A team of researchers from Japan’s Osaka Metropolitan University is using a plasma irradiation treatment to expedite bone healing.

In the lab, researchers broke the legs of rats in two different ways. The first group of 24 rats had easy to heal fractures while a second group of 20 rats sustained fractures, dubbed non-union ones, wherein healing is typically prolonged if it happens at all.

An X-ray image of a control rat femur that has not properly healed (left) compared to a rat femur in its eighth week of plasma irradiation. Source: Osaka Metropolitan UniversityAn X-ray image of a control rat femur that has not properly healed (left) compared to a rat femur in its eighth week of plasma irradiation. Source: Osaka Metropolitan University

Some of those easy-to-heal fractures were irradiated with non-thermal atmospheric-pressure plasma, but the treatment did not offer that fracture group any measurable advantages in terms of expedited healing. However, the treatment reportedly boosted the healing and recovery time of rats with non-union fractures. Further, the team noted that the strength of the healed fractures of the irradiated non-union rats was roughly 3.5 times stronger than the healed fractures of the nonirradiated rats.

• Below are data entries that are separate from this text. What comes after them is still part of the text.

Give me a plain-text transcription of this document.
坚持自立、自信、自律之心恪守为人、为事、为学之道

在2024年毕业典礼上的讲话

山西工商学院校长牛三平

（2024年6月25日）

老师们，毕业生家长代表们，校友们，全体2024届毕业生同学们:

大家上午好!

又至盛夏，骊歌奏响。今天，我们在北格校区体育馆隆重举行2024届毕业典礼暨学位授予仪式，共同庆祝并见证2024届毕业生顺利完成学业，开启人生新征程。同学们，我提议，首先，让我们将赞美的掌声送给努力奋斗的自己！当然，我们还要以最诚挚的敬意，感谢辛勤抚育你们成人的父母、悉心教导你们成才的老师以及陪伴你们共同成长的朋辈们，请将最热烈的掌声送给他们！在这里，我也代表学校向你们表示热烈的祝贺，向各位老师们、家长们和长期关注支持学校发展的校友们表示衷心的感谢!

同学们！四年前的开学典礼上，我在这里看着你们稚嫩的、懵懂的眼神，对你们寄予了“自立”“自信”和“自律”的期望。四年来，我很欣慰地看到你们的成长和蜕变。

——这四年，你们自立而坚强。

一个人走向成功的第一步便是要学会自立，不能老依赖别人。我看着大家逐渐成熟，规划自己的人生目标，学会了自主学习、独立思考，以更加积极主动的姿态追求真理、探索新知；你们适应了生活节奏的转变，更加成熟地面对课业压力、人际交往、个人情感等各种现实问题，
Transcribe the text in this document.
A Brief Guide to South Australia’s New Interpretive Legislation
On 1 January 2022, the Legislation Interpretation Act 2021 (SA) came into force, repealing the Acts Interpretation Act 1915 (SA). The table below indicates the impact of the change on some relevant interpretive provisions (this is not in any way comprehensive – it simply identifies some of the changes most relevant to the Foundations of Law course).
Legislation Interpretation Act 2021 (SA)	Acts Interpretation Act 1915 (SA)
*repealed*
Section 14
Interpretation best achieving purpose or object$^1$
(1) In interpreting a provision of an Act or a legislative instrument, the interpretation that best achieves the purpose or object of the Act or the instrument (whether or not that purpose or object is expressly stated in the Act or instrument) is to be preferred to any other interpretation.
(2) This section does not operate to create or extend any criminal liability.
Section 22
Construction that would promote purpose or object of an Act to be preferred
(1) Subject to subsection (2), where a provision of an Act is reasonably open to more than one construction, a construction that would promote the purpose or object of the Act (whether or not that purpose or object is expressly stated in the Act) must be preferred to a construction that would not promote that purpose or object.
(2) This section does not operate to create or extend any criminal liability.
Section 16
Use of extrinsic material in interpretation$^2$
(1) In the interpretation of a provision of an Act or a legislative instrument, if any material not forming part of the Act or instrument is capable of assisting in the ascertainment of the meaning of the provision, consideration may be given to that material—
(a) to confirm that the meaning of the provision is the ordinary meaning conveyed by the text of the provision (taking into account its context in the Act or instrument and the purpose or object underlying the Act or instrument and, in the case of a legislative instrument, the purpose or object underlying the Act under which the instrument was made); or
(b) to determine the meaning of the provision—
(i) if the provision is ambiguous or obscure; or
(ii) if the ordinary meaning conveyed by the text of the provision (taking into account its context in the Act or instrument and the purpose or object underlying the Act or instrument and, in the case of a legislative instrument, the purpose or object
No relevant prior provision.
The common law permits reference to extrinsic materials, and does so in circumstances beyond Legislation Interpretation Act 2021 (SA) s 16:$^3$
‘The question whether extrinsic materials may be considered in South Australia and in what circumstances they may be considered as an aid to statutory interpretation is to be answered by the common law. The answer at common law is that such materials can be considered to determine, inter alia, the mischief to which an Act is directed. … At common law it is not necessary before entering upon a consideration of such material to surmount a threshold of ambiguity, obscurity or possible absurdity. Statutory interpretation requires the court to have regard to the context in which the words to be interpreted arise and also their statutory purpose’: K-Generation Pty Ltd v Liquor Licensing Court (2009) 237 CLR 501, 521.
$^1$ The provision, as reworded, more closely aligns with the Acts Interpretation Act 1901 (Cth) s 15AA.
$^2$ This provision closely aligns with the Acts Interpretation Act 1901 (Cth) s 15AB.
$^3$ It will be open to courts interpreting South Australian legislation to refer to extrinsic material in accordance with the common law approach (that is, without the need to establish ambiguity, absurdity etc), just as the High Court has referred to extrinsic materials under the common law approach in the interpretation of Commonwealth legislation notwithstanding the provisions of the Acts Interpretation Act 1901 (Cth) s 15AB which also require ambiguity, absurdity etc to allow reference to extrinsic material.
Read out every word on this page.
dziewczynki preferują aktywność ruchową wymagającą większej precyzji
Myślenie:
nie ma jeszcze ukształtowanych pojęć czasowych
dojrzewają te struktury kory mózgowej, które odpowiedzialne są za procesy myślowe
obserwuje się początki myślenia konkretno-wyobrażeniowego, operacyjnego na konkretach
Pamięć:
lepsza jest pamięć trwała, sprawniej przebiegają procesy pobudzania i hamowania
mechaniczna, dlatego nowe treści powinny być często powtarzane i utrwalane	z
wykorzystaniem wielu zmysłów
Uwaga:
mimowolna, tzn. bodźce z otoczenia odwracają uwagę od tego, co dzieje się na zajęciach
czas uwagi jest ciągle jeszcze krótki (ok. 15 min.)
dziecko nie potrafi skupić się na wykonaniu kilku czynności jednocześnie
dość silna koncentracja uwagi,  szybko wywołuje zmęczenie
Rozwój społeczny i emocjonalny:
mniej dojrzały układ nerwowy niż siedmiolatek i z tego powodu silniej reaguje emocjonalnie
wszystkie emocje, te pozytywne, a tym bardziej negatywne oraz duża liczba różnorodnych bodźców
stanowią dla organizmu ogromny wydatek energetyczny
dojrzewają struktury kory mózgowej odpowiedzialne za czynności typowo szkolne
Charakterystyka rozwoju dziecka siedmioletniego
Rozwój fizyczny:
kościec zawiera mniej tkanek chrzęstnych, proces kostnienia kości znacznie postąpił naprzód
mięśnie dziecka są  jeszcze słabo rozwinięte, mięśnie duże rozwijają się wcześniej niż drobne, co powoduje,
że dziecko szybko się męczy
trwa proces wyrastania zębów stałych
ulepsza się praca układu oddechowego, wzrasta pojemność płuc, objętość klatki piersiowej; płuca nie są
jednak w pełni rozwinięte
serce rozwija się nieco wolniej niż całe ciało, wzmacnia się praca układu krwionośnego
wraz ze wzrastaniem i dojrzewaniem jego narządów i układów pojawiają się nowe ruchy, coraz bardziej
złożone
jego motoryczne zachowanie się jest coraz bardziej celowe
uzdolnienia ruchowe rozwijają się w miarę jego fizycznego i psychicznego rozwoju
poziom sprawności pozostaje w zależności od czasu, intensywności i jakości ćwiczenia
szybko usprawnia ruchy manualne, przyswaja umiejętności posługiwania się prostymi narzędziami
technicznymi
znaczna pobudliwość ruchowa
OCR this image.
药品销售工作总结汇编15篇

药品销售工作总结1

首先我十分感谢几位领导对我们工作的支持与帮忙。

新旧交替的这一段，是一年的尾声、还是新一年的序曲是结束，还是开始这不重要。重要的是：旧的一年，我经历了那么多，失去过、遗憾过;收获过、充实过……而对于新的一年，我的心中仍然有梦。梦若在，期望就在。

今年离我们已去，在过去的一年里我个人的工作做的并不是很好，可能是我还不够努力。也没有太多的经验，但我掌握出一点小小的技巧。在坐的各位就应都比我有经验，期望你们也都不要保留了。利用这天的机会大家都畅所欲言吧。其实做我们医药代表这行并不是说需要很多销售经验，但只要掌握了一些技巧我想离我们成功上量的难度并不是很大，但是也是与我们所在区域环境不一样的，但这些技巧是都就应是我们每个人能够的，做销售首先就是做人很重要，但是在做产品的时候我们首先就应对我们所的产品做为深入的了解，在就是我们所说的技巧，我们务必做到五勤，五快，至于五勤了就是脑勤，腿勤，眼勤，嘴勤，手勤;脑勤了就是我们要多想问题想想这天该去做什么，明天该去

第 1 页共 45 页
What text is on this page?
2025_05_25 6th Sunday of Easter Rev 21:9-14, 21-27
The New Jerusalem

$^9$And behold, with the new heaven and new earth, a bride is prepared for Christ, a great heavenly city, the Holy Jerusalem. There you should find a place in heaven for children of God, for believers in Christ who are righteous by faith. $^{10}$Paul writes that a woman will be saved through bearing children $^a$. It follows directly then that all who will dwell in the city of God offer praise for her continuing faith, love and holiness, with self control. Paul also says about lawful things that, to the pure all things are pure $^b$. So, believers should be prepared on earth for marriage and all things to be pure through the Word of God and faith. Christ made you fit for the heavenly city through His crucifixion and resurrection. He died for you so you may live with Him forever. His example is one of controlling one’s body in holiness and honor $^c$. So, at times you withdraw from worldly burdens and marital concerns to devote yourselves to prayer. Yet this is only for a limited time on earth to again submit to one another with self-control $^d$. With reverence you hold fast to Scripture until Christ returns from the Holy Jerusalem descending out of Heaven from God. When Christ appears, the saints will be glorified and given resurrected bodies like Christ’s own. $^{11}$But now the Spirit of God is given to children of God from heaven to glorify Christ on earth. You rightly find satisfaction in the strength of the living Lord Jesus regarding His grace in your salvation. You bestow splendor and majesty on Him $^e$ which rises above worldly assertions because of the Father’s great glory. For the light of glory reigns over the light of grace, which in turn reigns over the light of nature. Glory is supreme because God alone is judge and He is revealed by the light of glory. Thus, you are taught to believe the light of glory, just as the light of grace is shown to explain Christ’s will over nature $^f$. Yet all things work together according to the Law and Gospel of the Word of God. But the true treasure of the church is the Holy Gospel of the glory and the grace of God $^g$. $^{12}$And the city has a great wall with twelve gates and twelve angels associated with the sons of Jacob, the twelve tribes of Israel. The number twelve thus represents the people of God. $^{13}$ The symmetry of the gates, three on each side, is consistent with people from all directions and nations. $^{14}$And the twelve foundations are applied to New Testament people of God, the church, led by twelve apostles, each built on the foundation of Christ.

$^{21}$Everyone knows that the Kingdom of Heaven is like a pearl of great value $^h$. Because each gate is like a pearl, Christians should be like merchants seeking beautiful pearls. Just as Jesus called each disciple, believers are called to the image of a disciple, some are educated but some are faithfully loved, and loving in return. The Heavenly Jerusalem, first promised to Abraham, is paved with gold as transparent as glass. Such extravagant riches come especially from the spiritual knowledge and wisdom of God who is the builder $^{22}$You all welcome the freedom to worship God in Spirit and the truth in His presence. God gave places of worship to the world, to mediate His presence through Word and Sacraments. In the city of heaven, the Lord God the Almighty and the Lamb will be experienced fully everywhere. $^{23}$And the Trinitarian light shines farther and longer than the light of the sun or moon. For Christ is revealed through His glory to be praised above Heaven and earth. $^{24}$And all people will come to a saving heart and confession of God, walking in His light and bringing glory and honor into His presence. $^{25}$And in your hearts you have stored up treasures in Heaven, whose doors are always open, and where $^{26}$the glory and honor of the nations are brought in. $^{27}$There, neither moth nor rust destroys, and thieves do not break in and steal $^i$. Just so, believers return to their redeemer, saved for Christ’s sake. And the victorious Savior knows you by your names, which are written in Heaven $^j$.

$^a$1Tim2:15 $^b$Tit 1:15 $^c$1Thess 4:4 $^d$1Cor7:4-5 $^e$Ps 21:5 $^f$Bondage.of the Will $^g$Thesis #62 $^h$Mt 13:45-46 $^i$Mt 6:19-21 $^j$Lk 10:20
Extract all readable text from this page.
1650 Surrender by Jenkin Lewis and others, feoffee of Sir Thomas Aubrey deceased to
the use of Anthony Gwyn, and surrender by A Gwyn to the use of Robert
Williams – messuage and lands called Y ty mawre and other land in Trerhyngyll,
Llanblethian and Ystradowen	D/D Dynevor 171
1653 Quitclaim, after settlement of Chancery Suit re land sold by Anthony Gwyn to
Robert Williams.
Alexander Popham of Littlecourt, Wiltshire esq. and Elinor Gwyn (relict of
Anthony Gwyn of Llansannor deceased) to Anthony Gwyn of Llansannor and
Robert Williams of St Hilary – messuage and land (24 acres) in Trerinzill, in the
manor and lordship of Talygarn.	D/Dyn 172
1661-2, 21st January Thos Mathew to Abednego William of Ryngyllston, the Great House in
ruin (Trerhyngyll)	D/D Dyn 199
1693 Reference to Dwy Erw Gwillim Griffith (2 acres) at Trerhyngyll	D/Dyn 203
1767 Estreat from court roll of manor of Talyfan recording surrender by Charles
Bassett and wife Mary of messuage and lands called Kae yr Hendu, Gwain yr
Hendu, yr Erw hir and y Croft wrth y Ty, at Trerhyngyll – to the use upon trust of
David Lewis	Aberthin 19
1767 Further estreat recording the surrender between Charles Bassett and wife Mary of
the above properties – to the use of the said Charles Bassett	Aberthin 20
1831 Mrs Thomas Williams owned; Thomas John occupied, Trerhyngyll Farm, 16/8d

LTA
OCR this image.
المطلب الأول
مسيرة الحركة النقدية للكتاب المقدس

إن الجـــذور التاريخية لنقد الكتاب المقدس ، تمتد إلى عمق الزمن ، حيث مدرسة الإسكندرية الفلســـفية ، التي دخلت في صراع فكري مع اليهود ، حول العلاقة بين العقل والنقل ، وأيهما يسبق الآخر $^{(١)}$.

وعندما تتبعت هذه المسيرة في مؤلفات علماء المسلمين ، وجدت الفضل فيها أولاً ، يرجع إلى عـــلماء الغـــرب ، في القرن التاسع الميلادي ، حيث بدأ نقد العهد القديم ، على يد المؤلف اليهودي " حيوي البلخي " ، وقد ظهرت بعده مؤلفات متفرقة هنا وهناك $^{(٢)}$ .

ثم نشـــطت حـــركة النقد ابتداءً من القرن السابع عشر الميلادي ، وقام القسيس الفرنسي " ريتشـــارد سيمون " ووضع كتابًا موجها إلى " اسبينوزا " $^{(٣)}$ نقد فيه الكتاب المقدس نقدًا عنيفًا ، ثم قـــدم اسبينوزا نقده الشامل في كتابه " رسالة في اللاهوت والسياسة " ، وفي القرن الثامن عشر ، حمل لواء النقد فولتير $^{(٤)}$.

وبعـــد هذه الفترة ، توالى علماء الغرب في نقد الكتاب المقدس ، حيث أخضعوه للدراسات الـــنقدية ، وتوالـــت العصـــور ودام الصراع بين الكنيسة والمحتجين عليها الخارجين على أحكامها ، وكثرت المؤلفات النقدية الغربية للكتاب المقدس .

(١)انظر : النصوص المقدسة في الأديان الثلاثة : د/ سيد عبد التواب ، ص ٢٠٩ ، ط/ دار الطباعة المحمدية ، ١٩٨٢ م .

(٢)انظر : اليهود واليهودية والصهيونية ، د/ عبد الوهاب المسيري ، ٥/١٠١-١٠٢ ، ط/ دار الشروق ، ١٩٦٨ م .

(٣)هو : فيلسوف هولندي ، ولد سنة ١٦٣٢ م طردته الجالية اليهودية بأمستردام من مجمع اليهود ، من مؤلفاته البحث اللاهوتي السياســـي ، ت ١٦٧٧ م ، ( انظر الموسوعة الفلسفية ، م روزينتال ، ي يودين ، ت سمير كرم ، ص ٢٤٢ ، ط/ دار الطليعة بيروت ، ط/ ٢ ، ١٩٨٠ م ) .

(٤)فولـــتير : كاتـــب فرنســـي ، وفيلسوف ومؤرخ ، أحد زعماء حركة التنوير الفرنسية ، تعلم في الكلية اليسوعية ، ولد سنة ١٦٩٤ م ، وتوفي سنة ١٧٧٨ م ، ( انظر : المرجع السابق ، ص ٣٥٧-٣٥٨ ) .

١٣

Additionally, the team discovered through an in vitro study of pre-osteoblastic cells that were irradiated with the plasma for 5 to 15 seconds that the activity of a protein that is an indicator of osteoblast differentiation increased, thereby suggesting that the maturation of these bone-forming cells was reportedly progressing.

An article detailing the team’s findings, “Fracture healing on non-union fracture model promoted by non-thermal atmospheric-pressure plasma,” appears in the journal PLOS ONE.